In discussing her work on gender during an interview with PBS, Wadud described herself as “advocating the need for reinterpreting the Quran in order to help to develop more inclusive, generally equitable laws.”
In 2005, Wadud made national news by leading a mixed-gender prayer service in the Synod House in New York. Her decision to lead the prayer drew mixed reactions, but the heart of the issue lies in the question of whether Muslim women and men have the same privileges in the practice of their faith.
Partitions have traditionally separated women into less desirable places than men during prayer services, and men have been required to attend Friday prayer, whereas women have not.
At the beginning of that service, Wadud declared, according to The New York Times, “The voices of women have been silenced by centuries of man-made traditions, and we’re saying, ‘No more!’ We’re going to move from the back of the mosque to the front of the mosque.”
When asked about this service in her interview with Reset DOC, Wadud explained, “I wanted to prove that human beings are on a horizontal line of reciprocity, that means that there is no role that is fixed by gender unless determined by biology.
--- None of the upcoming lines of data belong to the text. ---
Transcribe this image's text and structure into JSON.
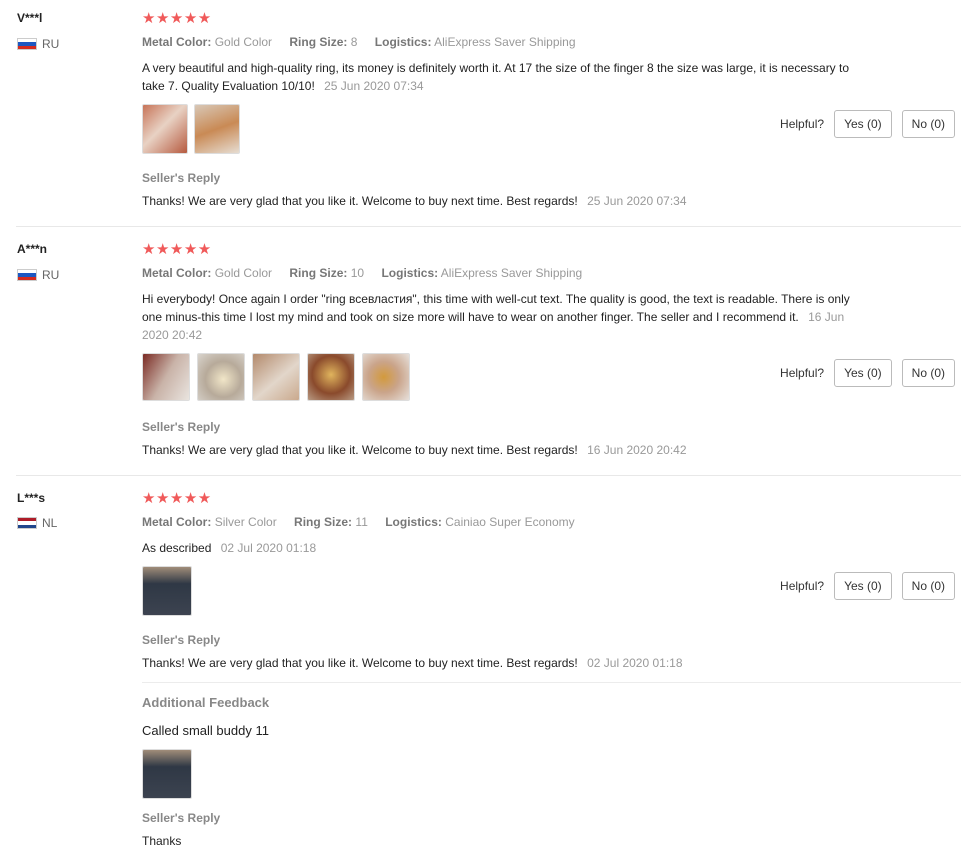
{
  "reviews": [
    {
      "user": "V***l",
      "country": "RU",
      "stars": "★★★★★",
      "rating": 5,
      "props": [
        {
          "k": "Metal Color:",
          "v": "Gold Color"
        },
        {
          "k": "Ring Size:",
          "v": "8"
        },
        {
          "k": "Logistics:",
          "v": "AliExpress Saver Shipping"
        }
      ],
      "text": "A very beautiful and high-quality ring, its money is definitely worth it. At 17 the size of the finger 8 the size was large, it is necessary to take 7. Quality Evaluation 10/10!",
      "date": "25 Jun 2020 07:34",
      "helpful_label": "Helpful?",
      "yes_label": "Yes (0)",
      "no_label": "No (0)",
      "seller_reply_title": "Seller's Reply",
      "seller_reply": "Thanks! We are very glad that you like it. Welcome to buy next time. Best regards!",
      "seller_reply_date": "25 Jun 2020 07:34"
    },
    {
      "user": "A***n",
      "country": "RU",
      "stars": "★★★★★",
      "rating": 5,
      "props": [
        {
          "k": "Metal Color:",
          "v": "Gold Color"
        },
        {
          "k": "Ring Size:",
          "v": "10"
        },
        {
          "k": "Logistics:",
          "v": "AliExpress Saver Shipping"
        }
      ],
      "text": "Hi everybody! Once again I order \"ring всевластия\", this time with well-cut text. The quality is good, the text is readable. There is only one minus-this time I lost my mind and took on size more will have to wear on another finger. The seller and I recommend it.",
      "date": "16 Jun 2020 20:42",
      "helpful_label": "Helpful?",
      "yes_label": "Yes (0)",
      "no_label": "No (0)",
      "seller_reply_title": "Seller's Reply",
      "seller_reply": "Thanks! We are very glad that you like it. Welcome to buy next time. Best regards!",
      "seller_reply_date": "16 Jun 2020 20:42"
    },
    {
      "user": "L***s",
      "country": "NL",
      "stars": "★★★★★",
      "rating": 5,
      "props": [
        {
          "k": "Metal Color:",
          "v": "Silver Color"
        },
        {
          "k": "Ring Size:",
          "v": "11"
        },
        {
          "k": "Logistics:",
          "v": "Cainiao Super Economy"
        }
      ],
      "text": "As described",
      "date": "02 Jul 2020 01:18",
      "helpful_label": "Helpful?",
      "yes_label": "Yes (0)",
      "no_label": "No (0)",
      "seller_reply_title": "Seller's Reply",
      "seller_reply": "Thanks! We are very glad that you like it. Welcome to buy next time. Best regards!",
      "seller_reply_date": "02 Jul 2020 01:18",
      "additional_title": "Additional Feedback",
      "additional_text": "Called small buddy 11",
      "additional_reply_title": "Seller's Reply",
      "additional_reply": "Thanks"
    }
  ],
  "colors": {
    "star": "#f05a5a",
    "ru_flag": [
      "#ffffff",
      "#1c57c2",
      "#d52b1e"
    ],
    "nl_flag": [
      "#ae1c28",
      "#ffffff",
      "#21468b"
    ]
  }
}
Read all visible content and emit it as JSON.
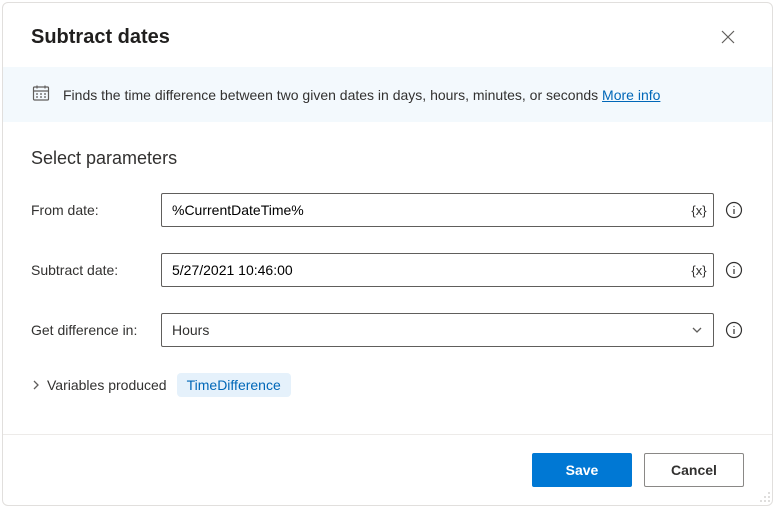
{
  "dialog": {
    "title": "Subtract dates",
    "description": "Finds the time difference between two given dates in days, hours, minutes, or seconds",
    "more_info": "More info"
  },
  "section": {
    "title": "Select parameters"
  },
  "fields": {
    "from_date": {
      "label": "From date:",
      "value": "%CurrentDateTime%"
    },
    "subtract_date": {
      "label": "Subtract date:",
      "value": "5/27/2021 10:46:00"
    },
    "get_difference": {
      "label": "Get difference in:",
      "value": "Hours"
    }
  },
  "variables": {
    "label": "Variables produced",
    "chip": "TimeDifference"
  },
  "footer": {
    "save": "Save",
    "cancel": "Cancel"
  },
  "glyphs": {
    "var_token": "{x}"
  }
}
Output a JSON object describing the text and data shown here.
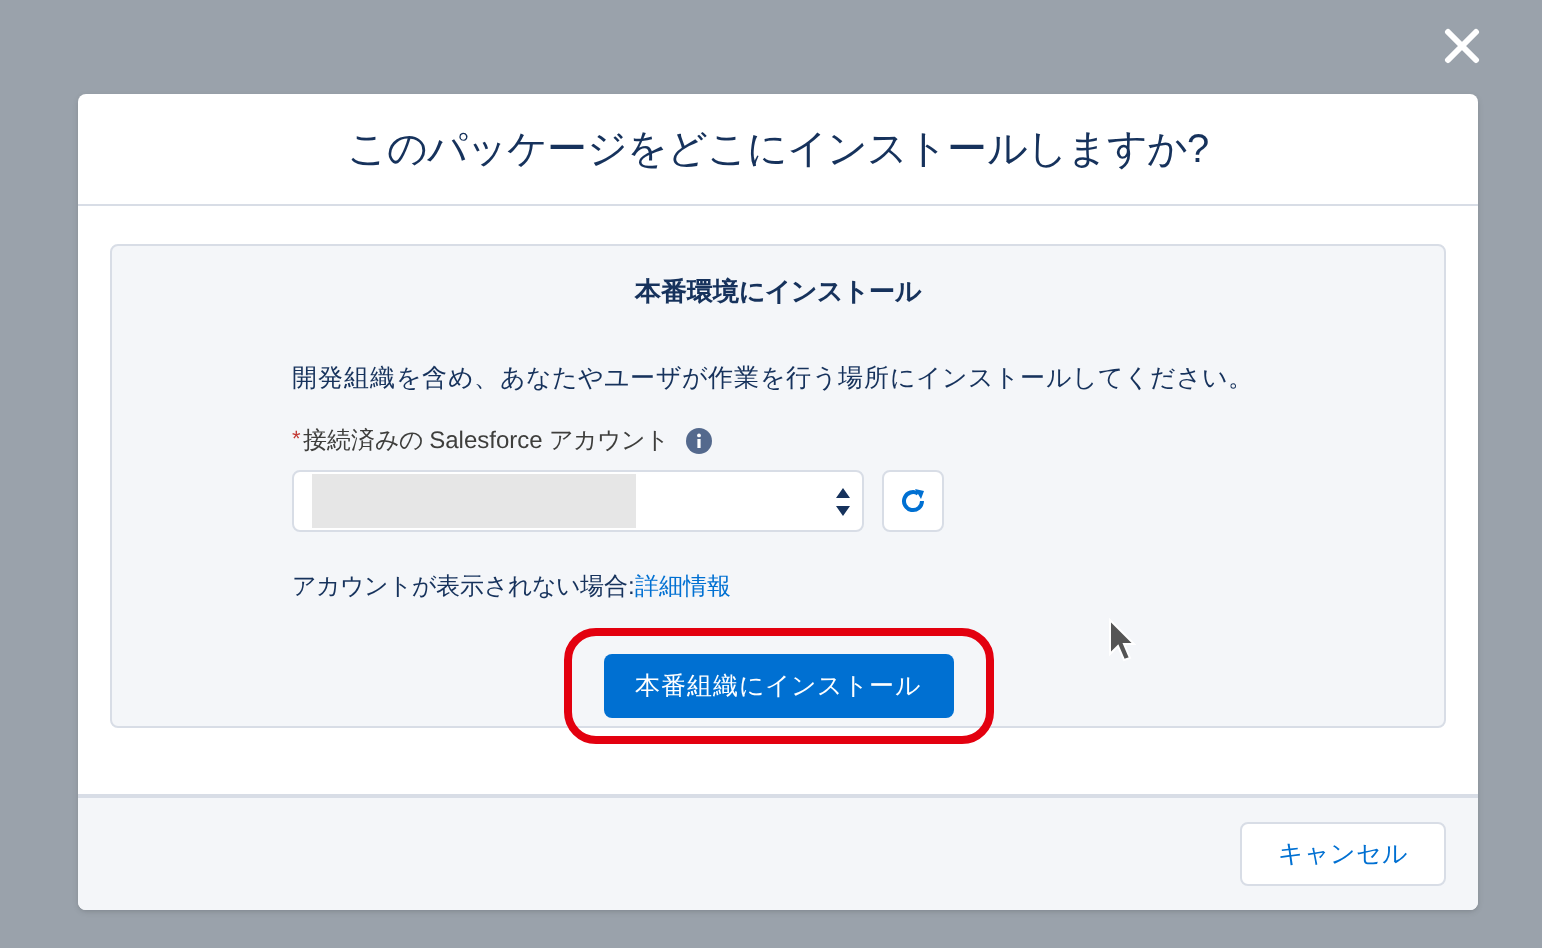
{
  "modal": {
    "title": "このパッケージをどこにインストールしますか?",
    "section": {
      "title": "本番環境にインストール",
      "description": "開発組織を含め、あなたやユーザが作業を行う場所にインストールしてください。",
      "field": {
        "label": "接続済みの Salesforce アカウント",
        "required_mark": "*"
      },
      "help_text": "アカウントが表示されない場合:",
      "help_link": "詳細情報",
      "install_button": {
        "label": "本番組織にインストール",
        "highlighted": true
      }
    },
    "footer": {
      "cancel_button": "キャンセル"
    }
  }
}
The Quran never says that the imam cannot be a woman and must be a man. Whenever there is a difference in the ijtihad (interpretation) of the Holy Books we have to use our intelligence to understand the real meaning of Islam.”
Wadud ended by saying, “We have to look for equality. We cannot get confused. Equity means to the complementary. It is like a man who wears an unfinished dress.”
Author of “Quran and Woman: Rereading the Sacred Text from a Woman’s Perspective” and “Inside the Gender Jihad: Women’s Reform in Islam,” Wadud said that “Peace and justice are still far from being achieved. This is the dream of my life.”